= Office of Intelligence Support =

United States intelligence agency

The Office of Intelligence Support (OIS) is a United States government intelligence agency, part of the Department of the Treasury. It is tasked with analyzing worldwide financial activity and collecting information on the movement of technology and weapons.

==History==
The Office of Intelligence Support was established in 1977 during the tenure of Treasury Secretary W. Michael Blumenthal. It succeeded the Office of National Security (ONS), which was set up in 1961 under Treasury Secretary Douglas Dillon to connect the Treasury Department with the work of the National Security Council. ONS's representation of Treasury with the Intelligence Community began under a presidential memorandum in 1971 during the tenure of Treasury Secretary William E. Simon.

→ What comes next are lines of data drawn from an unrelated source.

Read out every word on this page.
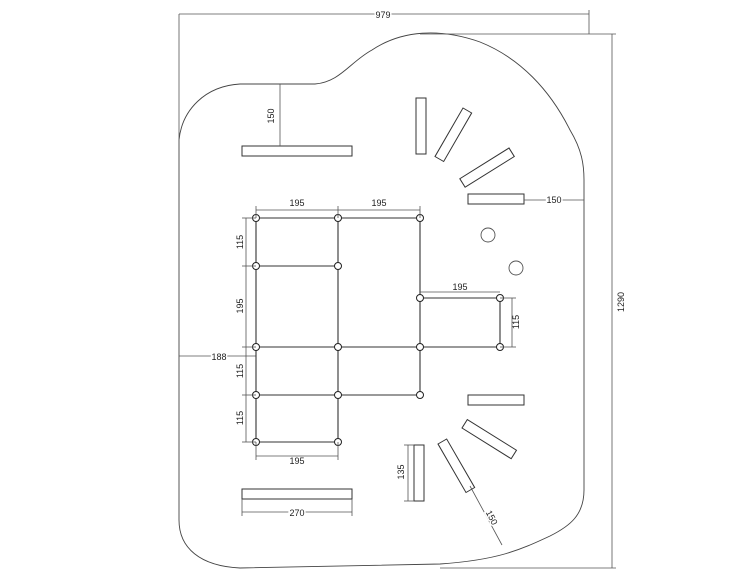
979
1290
188
150
270
150
135
150
195	195
195
195
115
115
195
115
115
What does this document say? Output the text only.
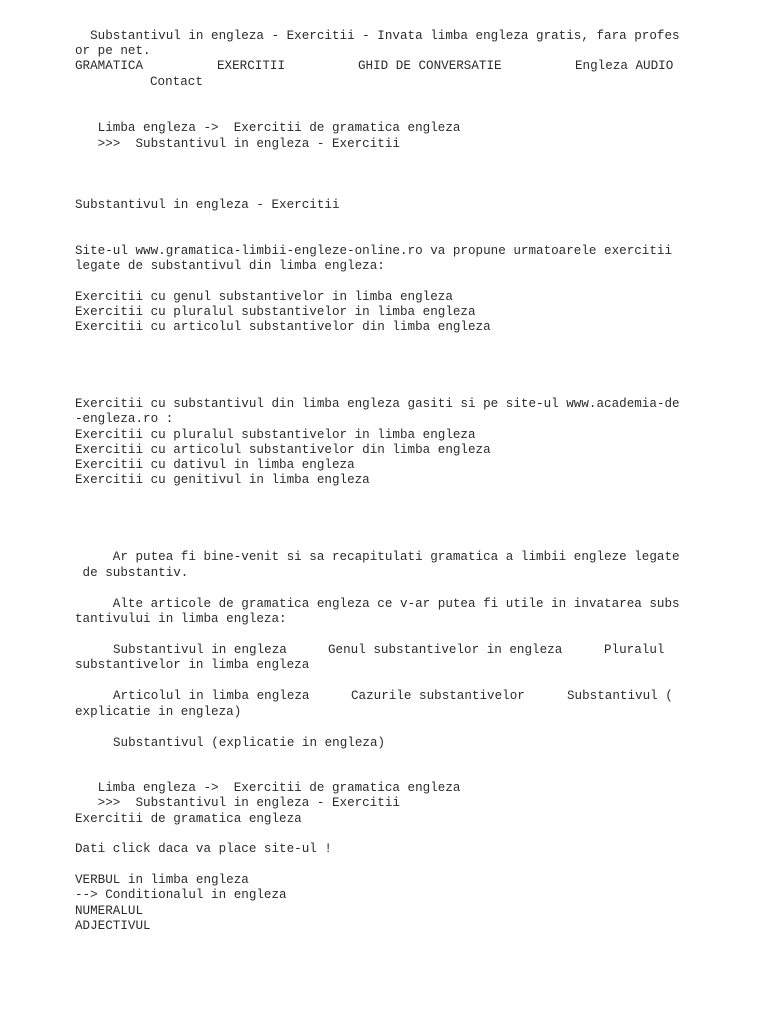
Substantivul in engleza - Exercitii - Invata limba engleza gratis, fara profes
or pe net.
GRAMATICA	EXERCITII	GHID DE CONVERSATIE	Engleza AUDIO
Contact
Limba engleza ->  Exercitii de gramatica engleza
>>>  Substantivul in engleza - Exercitii
Substantivul in engleza - Exercitii
Site-ul www.gramatica-limbii-engleze-online.ro va propune urmatoarele exercitii
legate de substantivul din limba engleza:
Exercitii cu genul substantivelor in limba engleza
Exercitii cu pluralul substantivelor in limba engleza
Exercitii cu articolul substantivelor din limba engleza
Exercitii cu substantivul din limba engleza gasiti si pe site-ul www.academia-de
-engleza.ro :
Exercitii cu pluralul substantivelor in limba engleza
Exercitii cu articolul substantivelor din limba engleza
Exercitii cu dativul in limba engleza
Exercitii cu genitivul in limba engleza
Ar putea fi bine-venit si sa recapitulati gramatica a limbii engleze legate
de substantiv.
Alte articole de gramatica engleza ce v-ar putea fi utile in invatarea subs
tantivului in limba engleza:
Substantivul in engleza	Genul substantivelor in engleza	Pluralul
substantivelor in limba engleza
Articolul in limba engleza	Cazurile substantivelor	Substantivul (
explicatie in engleza)
Substantivul (explicatie in engleza)
Limba engleza ->  Exercitii de gramatica engleza
>>>  Substantivul in engleza - Exercitii
Exercitii de gramatica engleza
Dati click daca va place site-ul !
VERBUL in limba engleza
--> Conditionalul in engleza
NUMERALUL
ADJECTIVUL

In 1972, in response to the Murphy Commission Report to Congress, which stressed the importance of strong links between the Intelligence Community and officials responsible for international economic policy, the Treasury became a member of the National Foreign Intelligence Board. Today, Executive Order 12333 lists the Special Assistant to the Secretary (National Security) as a senior intelligence officer of the Intelligence Community.

The Office participates in preparing National Intelligence Estimates and other Community-wide intelligence products, developing and coordinating Treasury Department contributions. OIS officers also serve as Treasury members and advisors on designated national intelligence committees and subcommittees.